König: Ja, und ich meine, Richter und Polke, das ist sehr interessant, das ist sozusagen das Dionysische und das Apollinische, vollkommen anders denkende Menschen, die aber sich sozusagen komplementär irgendwo auch dann ergänzten. Und ich glaube, dass bei dem kapitalistischen Realismus es sicher wichtig war, diese Sozialisierung, die beide erfahren haben – er als Kind in Thüringen und vorher aus Schlesien kommend und dann in den Westen gegangen und der Richter sozusagen schon als reifer, erfolgreicher Künstler, der dann von der DDR in die alte Bundesrepublik gegangen ist –, also die Skepsis der Ideologie gegenüber. Und die war immer bei ihm vorhanden. Es gibt so Witzzeichnungen der 50er-Jahre, wo also moderne Kunst auf den Arm genommen wird. Das hat er aufgegriffen. Da gibt es dieses Bild "Moderne Kunst", das ist einfach nur irgendwie Firlefanz, was nichts bedeutet, aber lustig aussieht, Picasso halt. So, das hat er dann eben gemalt und das ist natürlich eine Ikone des 20. Jahrhunderts, und da ist der Polke unschlagbar.
Müller-Ullrich: Und dann, nach diesem Firlefanzanfang und nach den Späßen der Konsumkritik kommt etwas hinzu, nämlich das Spielerische am Material selber, das Experimentieren auch, dass er neue Stoffe benutzt, flauschige Stoffe, Plastikfolien, alles Mögliche, was man also zunächst mal auf Bildern jetzt so nicht erwarten würde …
König: Und jede Menge Karnevalsstoffe.
Müller-Ullrich: Ja.
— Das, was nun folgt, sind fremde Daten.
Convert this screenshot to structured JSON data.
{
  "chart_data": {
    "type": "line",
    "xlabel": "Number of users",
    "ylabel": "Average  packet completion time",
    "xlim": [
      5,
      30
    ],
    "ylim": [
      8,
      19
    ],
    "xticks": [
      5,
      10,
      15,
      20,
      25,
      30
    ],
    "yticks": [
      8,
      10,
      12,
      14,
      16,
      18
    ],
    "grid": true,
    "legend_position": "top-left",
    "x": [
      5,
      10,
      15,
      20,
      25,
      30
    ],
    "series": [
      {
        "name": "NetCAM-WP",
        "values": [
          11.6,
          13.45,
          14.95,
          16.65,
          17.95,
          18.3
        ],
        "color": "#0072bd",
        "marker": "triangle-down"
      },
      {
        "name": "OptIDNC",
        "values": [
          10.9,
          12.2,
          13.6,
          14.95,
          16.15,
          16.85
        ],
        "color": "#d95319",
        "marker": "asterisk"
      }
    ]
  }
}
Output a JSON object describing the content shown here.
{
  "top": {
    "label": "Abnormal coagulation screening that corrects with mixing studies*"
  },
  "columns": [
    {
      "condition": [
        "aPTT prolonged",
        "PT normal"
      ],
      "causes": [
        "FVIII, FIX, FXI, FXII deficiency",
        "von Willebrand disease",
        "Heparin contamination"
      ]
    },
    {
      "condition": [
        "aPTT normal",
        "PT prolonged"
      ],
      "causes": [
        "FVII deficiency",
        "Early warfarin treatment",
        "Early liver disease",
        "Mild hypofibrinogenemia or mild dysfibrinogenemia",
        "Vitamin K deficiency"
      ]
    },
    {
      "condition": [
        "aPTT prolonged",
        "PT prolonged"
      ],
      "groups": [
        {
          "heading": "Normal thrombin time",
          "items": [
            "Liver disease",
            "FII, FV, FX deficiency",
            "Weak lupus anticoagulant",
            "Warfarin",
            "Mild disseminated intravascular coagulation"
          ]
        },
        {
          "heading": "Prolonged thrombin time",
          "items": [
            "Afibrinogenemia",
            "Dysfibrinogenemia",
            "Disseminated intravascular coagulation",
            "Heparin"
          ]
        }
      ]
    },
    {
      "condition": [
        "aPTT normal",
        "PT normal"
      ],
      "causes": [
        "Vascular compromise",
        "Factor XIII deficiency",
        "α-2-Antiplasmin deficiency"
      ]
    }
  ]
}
Und dieses ganze Experimentieren mit dem Material, das hat ihn unter anderem auch noch mal sehr berühmt gemacht mit einer Sache, nämlich 1986 auf der Biennale in Venedig, da bekam er einen Goldenen Löwen. Wofür? Für wärmeempfindliche Bilder, die sich also, weil er mit Thermofarben gearbeitet hatte, die sich anders färbten, je nachdem wie hoch die Temperatur im Raum lag.
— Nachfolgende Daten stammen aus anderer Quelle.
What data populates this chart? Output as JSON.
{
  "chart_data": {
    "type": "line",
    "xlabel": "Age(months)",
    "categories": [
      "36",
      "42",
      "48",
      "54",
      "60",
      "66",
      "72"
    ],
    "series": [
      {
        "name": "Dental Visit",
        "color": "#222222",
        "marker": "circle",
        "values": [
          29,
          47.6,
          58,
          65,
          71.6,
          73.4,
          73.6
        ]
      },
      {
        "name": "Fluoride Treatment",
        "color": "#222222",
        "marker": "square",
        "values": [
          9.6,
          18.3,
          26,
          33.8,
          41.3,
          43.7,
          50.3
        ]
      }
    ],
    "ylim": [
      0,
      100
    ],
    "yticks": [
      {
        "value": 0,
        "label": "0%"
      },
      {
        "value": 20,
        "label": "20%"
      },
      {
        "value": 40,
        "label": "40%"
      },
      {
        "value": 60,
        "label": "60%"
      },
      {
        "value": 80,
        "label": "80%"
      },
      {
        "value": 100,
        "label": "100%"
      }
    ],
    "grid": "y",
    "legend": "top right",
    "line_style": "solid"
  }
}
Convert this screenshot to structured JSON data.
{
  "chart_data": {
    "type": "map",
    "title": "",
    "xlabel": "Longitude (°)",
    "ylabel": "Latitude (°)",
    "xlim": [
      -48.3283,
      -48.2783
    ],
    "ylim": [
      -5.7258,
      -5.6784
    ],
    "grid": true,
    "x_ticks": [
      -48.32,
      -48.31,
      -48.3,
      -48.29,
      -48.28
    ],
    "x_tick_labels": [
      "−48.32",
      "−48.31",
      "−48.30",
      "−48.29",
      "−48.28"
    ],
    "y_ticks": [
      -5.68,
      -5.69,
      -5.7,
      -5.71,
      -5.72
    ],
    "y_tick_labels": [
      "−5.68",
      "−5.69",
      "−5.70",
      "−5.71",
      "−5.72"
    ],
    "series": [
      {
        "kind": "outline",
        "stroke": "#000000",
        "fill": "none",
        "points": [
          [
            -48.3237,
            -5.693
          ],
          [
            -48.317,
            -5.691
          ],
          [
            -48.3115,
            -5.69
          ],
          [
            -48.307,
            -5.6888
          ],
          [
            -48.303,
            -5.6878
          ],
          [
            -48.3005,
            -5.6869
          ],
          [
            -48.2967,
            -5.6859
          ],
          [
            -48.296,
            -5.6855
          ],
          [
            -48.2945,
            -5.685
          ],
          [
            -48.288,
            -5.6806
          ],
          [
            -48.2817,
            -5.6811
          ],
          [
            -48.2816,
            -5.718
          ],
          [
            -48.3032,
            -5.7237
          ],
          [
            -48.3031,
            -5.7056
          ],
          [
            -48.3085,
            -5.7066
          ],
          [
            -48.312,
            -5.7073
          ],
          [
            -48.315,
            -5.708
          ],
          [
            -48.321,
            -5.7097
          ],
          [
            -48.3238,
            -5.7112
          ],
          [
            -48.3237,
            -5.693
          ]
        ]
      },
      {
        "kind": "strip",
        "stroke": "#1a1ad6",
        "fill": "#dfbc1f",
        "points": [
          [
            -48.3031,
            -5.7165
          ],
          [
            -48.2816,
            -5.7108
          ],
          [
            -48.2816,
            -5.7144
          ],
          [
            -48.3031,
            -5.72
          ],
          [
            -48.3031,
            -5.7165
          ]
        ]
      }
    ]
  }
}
König: Und da ist es ihm immer gelungen, mit hochkarätigen Leuten zusammenzuarbeiten – in dem Fall mit Chemikern –, und er hat Dinge extrem gut vorbereitet und immer kritische Instanzen mit eingebaut. Aber es gibt immer die Unterseite bei ihm. Es gibt immer das Böse, das wirklich Böse, und die Schönheit, die nahe beieinander liegen können, und er transformiert es sozusagen in Kunst. Und ich glaube, das ist eine große Leistung, alle Arbeiten sozusagen an der Auflösung der Kunst, und er versucht immer wieder klarzumachen, welche eine Nichtfunktion Kunst haben kann. Und da war er in seinen Kriterien unerbittlich. Und dann unterläuft er auch diese hohe Latte, die er selber aufbaut, und macht scheinbar eben Firlefanz. Aber auch da ist es halt interessant, wie sehr das – 20, 30 Jahre von heute – vielleicht seismografisch etwas erzählt über unsere Gesellschaft und aber auch über unsere Befindlichkeit.
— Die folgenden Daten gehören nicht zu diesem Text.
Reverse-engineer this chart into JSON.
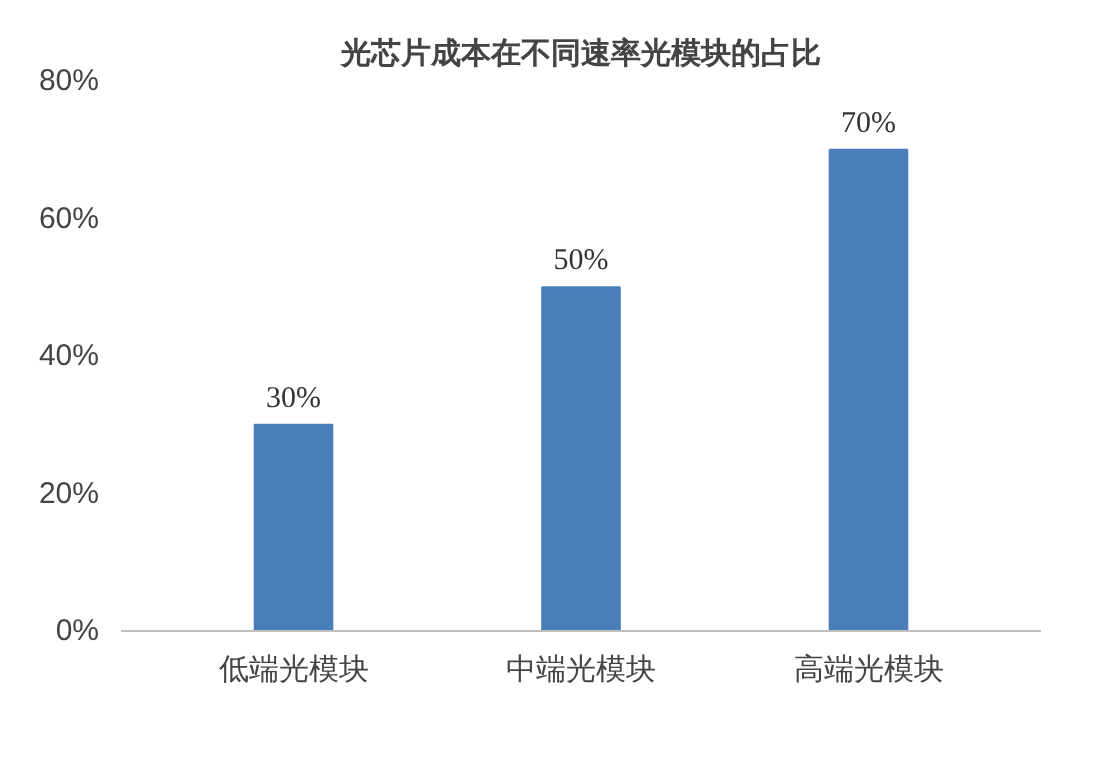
{
  "chart_data": {
    "type": "bar",
    "title": "光芯片成本在不同速率光模块的占比",
    "categories": [
      "低端光模块",
      "中端光模块",
      "高端光模块"
    ],
    "values": [
      30,
      50,
      70
    ],
    "color": "#4a7ebb",
    "value_labels": [
      "30%",
      "50%",
      "70%"
    ],
    "ylim": [
      0,
      80
    ],
    "yticks": [
      {
        "value": 0,
        "label": "0%"
      },
      {
        "value": 20,
        "label": "20%"
      },
      {
        "value": 40,
        "label": "40%"
      },
      {
        "value": 60,
        "label": "60%"
      },
      {
        "value": 80,
        "label": "80%"
      }
    ],
    "grid": false
  }
}
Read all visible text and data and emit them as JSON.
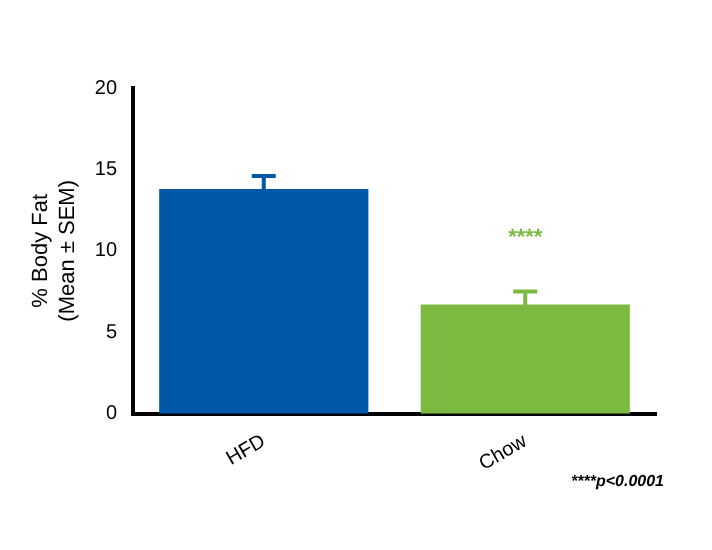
{
  "chart_data": {
    "type": "bar",
    "ylabel": "% Body Fat\n(Mean ± SEM)",
    "categories": [
      "HFD",
      "Chow"
    ],
    "values": [
      13.8,
      6.7
    ],
    "errors": [
      0.8,
      0.8
    ],
    "colors": [
      "#0057a8",
      "#7cb940"
    ],
    "ylim": [
      0,
      20
    ],
    "yticks": [
      0,
      5,
      10,
      15,
      20
    ],
    "grid": false,
    "legend": false,
    "annotations": [
      "****",
      "****p<0.0001"
    ]
  }
}
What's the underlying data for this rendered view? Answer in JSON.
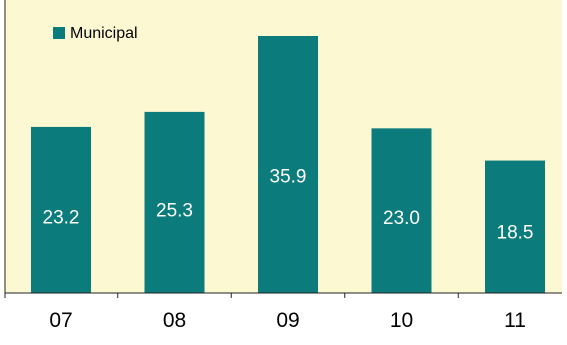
{
  "chart_data": {
    "type": "bar",
    "categories": [
      "07",
      "08",
      "09",
      "10",
      "11"
    ],
    "series": [
      {
        "name": "Municipal",
        "values": [
          23.2,
          25.3,
          35.9,
          23.0,
          18.5
        ],
        "value_labels": [
          "23.2",
          "25.3",
          "35.9",
          "23.0",
          "18.5"
        ]
      }
    ],
    "ylim": [
      0,
      40
    ],
    "grid": false,
    "legend": "top-left"
  },
  "colors": {
    "bar": "#0b7b7b",
    "plot_background": "#fcf8d2",
    "axis": "#222222",
    "bar_label": "#ffffff",
    "tick_label": "#000000"
  }
}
Müller-Ullrich: Wie wichtig war ihm das Gesellschaftliche? Kann man sagen, dass er irgendwie einen politischen Anspruch hatte? Es gibt ja Bilder mit solchen Thematiken in der Tat und auch mit entsprechenden Betitelungen, also "Lager", das auf die Nazizeit verweist, oder ein anderes, Französische Revolution, deutsch-deutsche Vereinigung, "Aufschwung Ost" heißt, glaube ich, ein Bild.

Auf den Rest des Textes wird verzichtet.